I’m generally confused by the argument here.
As we examine successively more intelligent agents and their representations, the representation of any particular thing will perhaps be more compressed, but also and importantly, more intelligent agents represent things that less intelligent agents don’t represent at all. I’m more intelligent than a mouse, but I wouldn’t say I have a more compressed representation of differential calculus than a mouse does. Terry Tao is likely more intelligent than I am, likely has a more compressed representation of differential calculus than I do, but he also has representations of a bunch of other mathematics I can’t represent at all, so the overall complexity of his representations in total is plausibly higher.

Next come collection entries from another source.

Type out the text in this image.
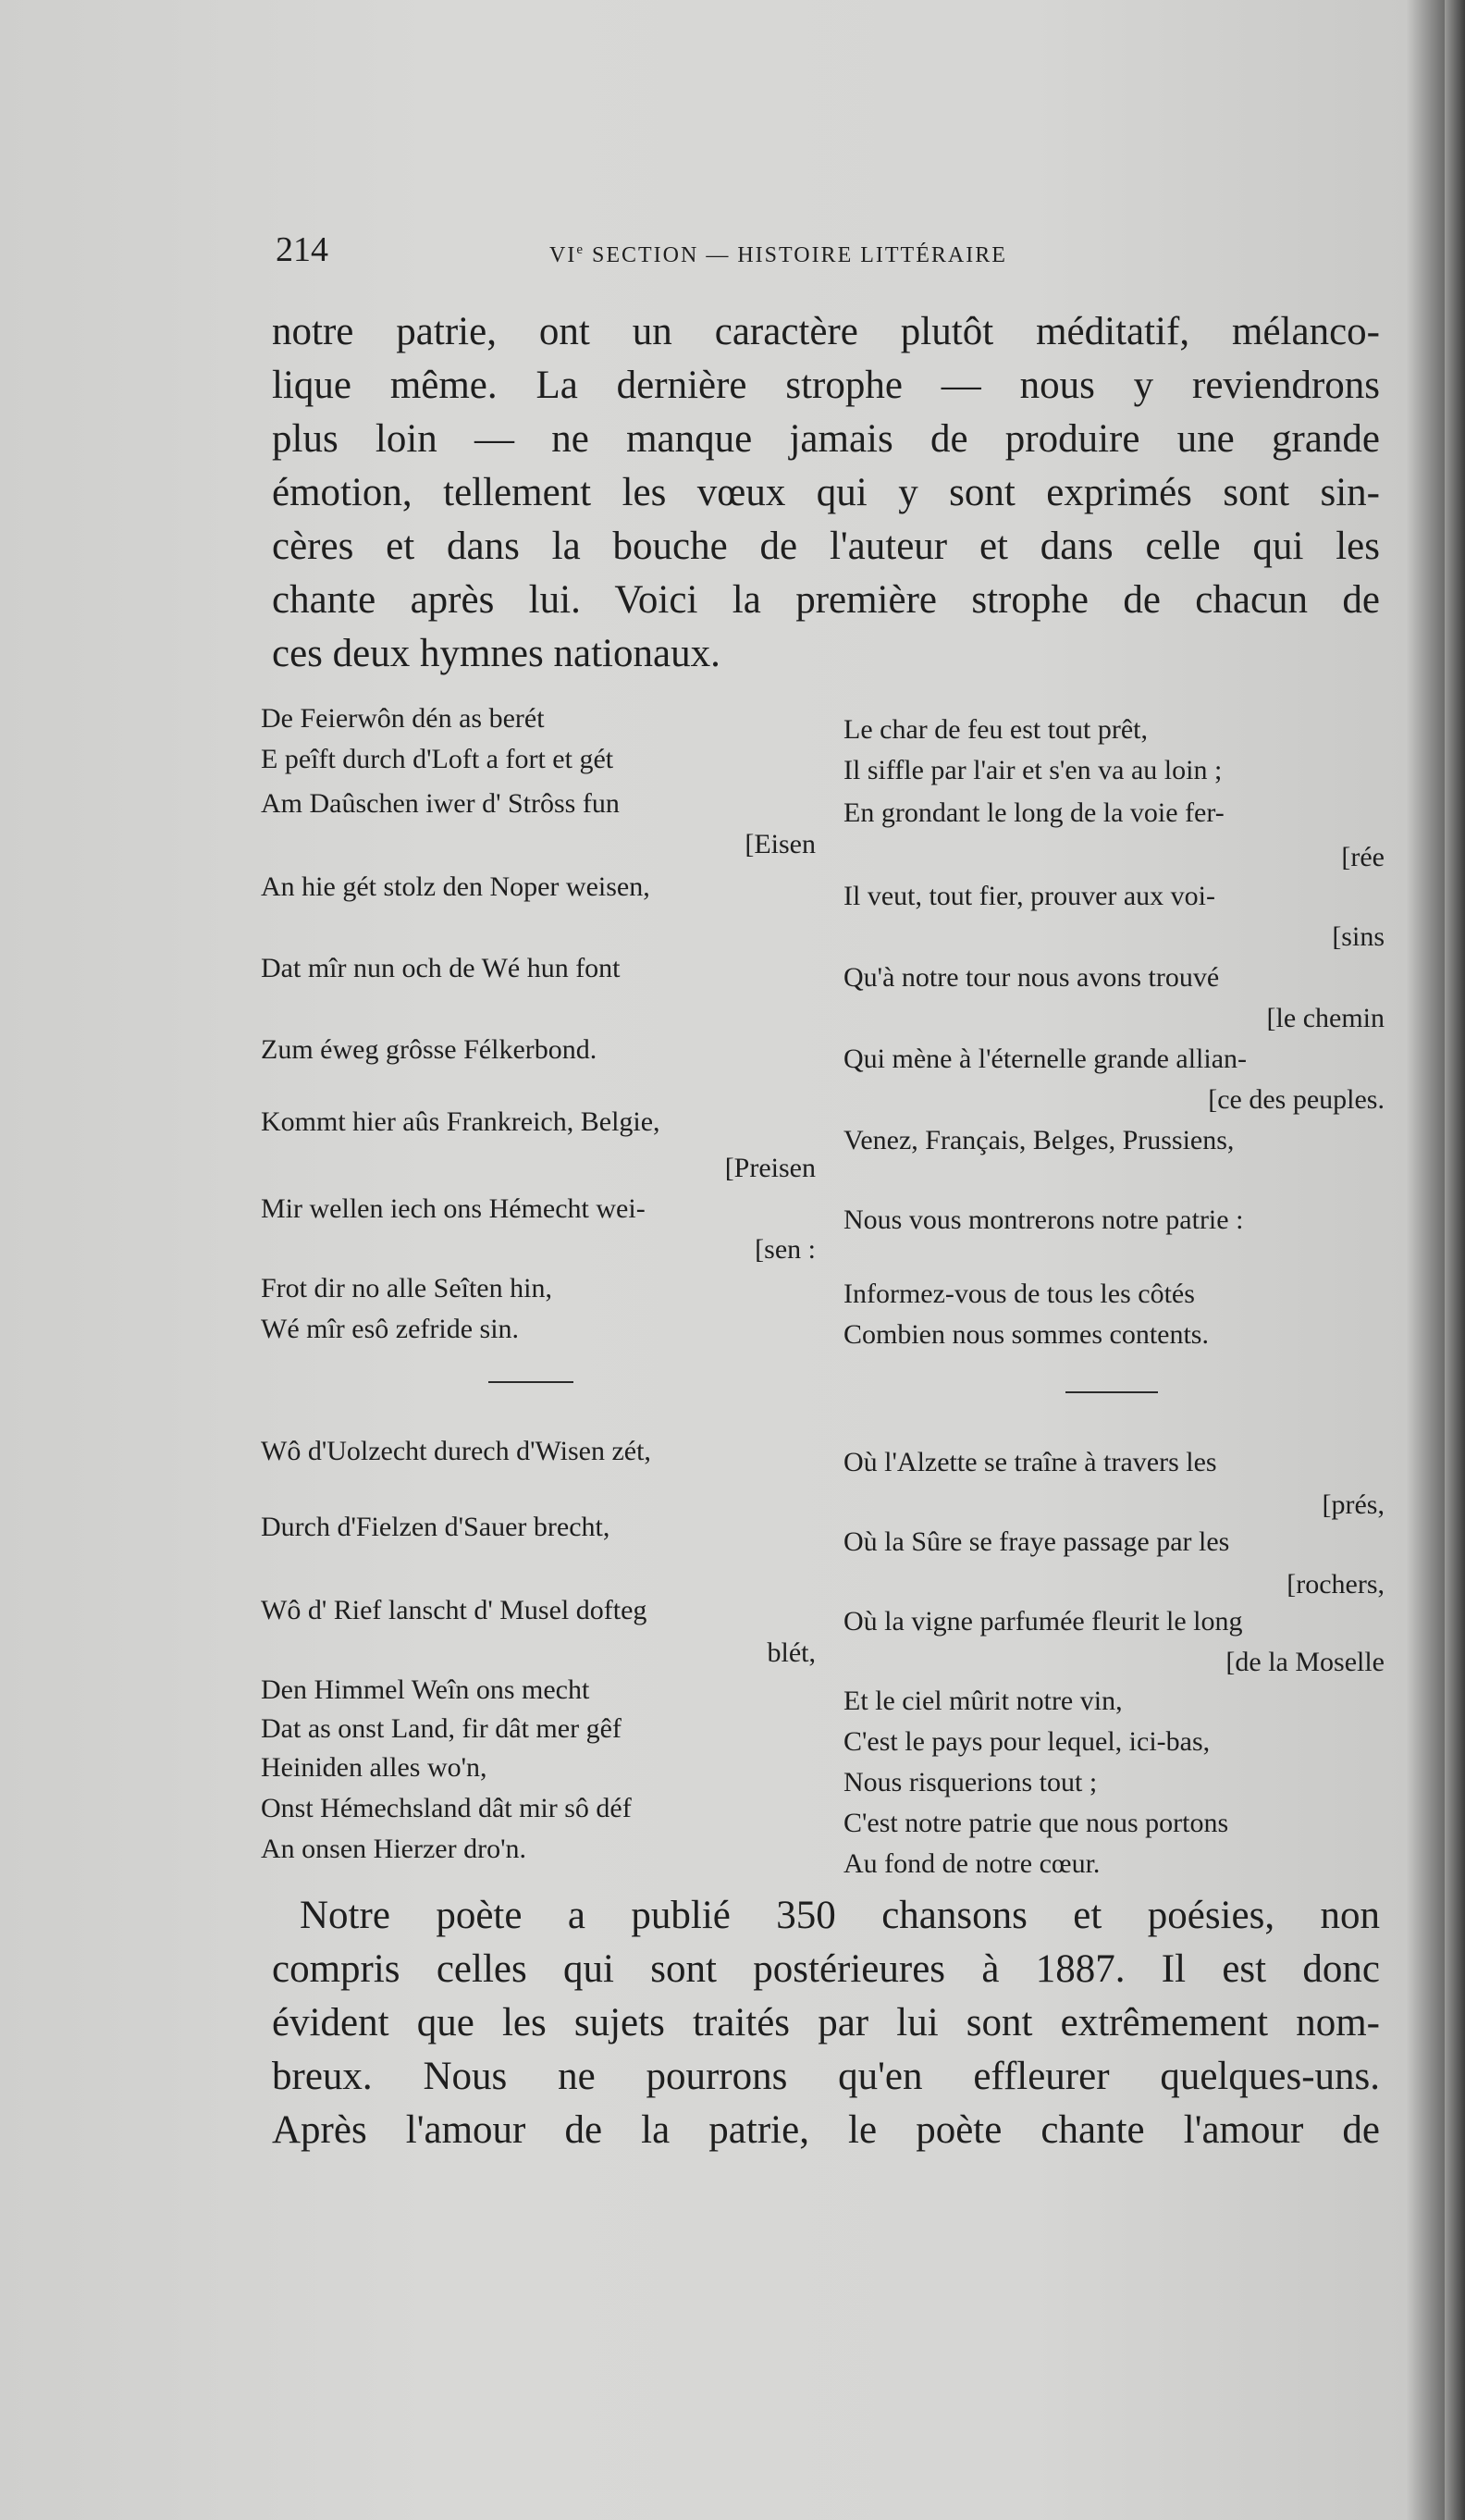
214	VIe SECTION — HISTOIRE LITTÉRAIRE
notre patrie, ont un caractère plutôt méditatif, mélanco-
lique même. La dernière strophe — nous y reviendrons
plus loin — ne manque jamais de produire une grande
émotion, tellement les vœux qui y sont exprimés sont sin-
cères et dans la bouche de l'auteur et dans celle qui les
chante après lui. Voici la première strophe de chacun de
ces deux hymnes nationaux.
De Feierwôn dén as berét
E peîft durch d'Loft a fort et gét
Am Daûschen iwer d' Strôss fun
[Eisen
An hie gét stolz den Noper weisen,
Dat mîr nun och de Wé hun font
Zum éweg grôsse Félkerbond.
Kommt hier aûs Frankreich, Belgie,
[Preisen
Mir wellen iech ons Hémecht wei-
[sen :
Frot dir no alle Seîten hin,
Wé mîr esô zefride sin.
Le char de feu est tout prêt,
Il siffle par l'air et s'en va au loin ;
En grondant le long de la voie fer-
[rée
Il veut, tout fier, prouver aux voi-
[sins
Qu'à notre tour nous avons trouvé
[le chemin
Qui mène à l'éternelle grande allian-
[ce des peuples.
Venez, Français, Belges, Prussiens,
Nous vous montrerons notre patrie :
Informez-vous de tous les côtés
Combien nous sommes contents.
Wô d'Uolzecht durech d'Wisen zét,
Durch d'Fielzen d'Sauer brecht,
Wô d' Rief lanscht d' Musel dofteg
blét,
Den Himmel Weîn ons mecht
Dat as onst Land, fir dât mer gêf
Heiniden alles wo'n,
Onst Hémechsland dât mir sô déf
An onsen Hierzer dro'n.
Où l'Alzette se traîne à travers les
[prés,
Où la Sûre se fraye passage par les
[rochers,
Où la vigne parfumée fleurit le long
[de la Moselle
Et le ciel mûrit notre vin,
C'est le pays pour lequel, ici-bas,
Nous risquerions tout ;
C'est notre patrie que nous portons
Au fond de notre cœur.
Notre poète a publié 350 chansons et poésies, non
compris celles qui sont postérieures à 1887. Il est donc
évident que les sujets traités par lui sont extrêmement nom-
breux. Nous ne pourrons qu'en effleurer quelques-uns.
Après l'amour de la patrie, le poète chante l'amour de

Why wouldn’t the same thing happen for goals? I’m perfectly willing to say I’m smarter than a dog and a dog is smarter than a paramecium, but it sure seems like the dog’s goals are more complex than the paramecium’s, and mine are more complex than the dog’s. Any given fixed goal might have a more compressed representation in the more intelligent animal (I’m not sure it does, but that’s the premise so let’s accept it), but the set of things being represented is also increasing in complexity across organisms. Driving the point home, Terry Tao seems to have goals of proving theorems I don’t even understand the statement of, and these seem like complex goals to me.
So overall I’m not following from the premises to the conclusions. I wish I could make this sharper. Help welcome.
This seems both surprising and extremely crux-y to me. I’m curious if you can offer pointers (beyond “read all of Sahil’s work”) to the best arguments for this.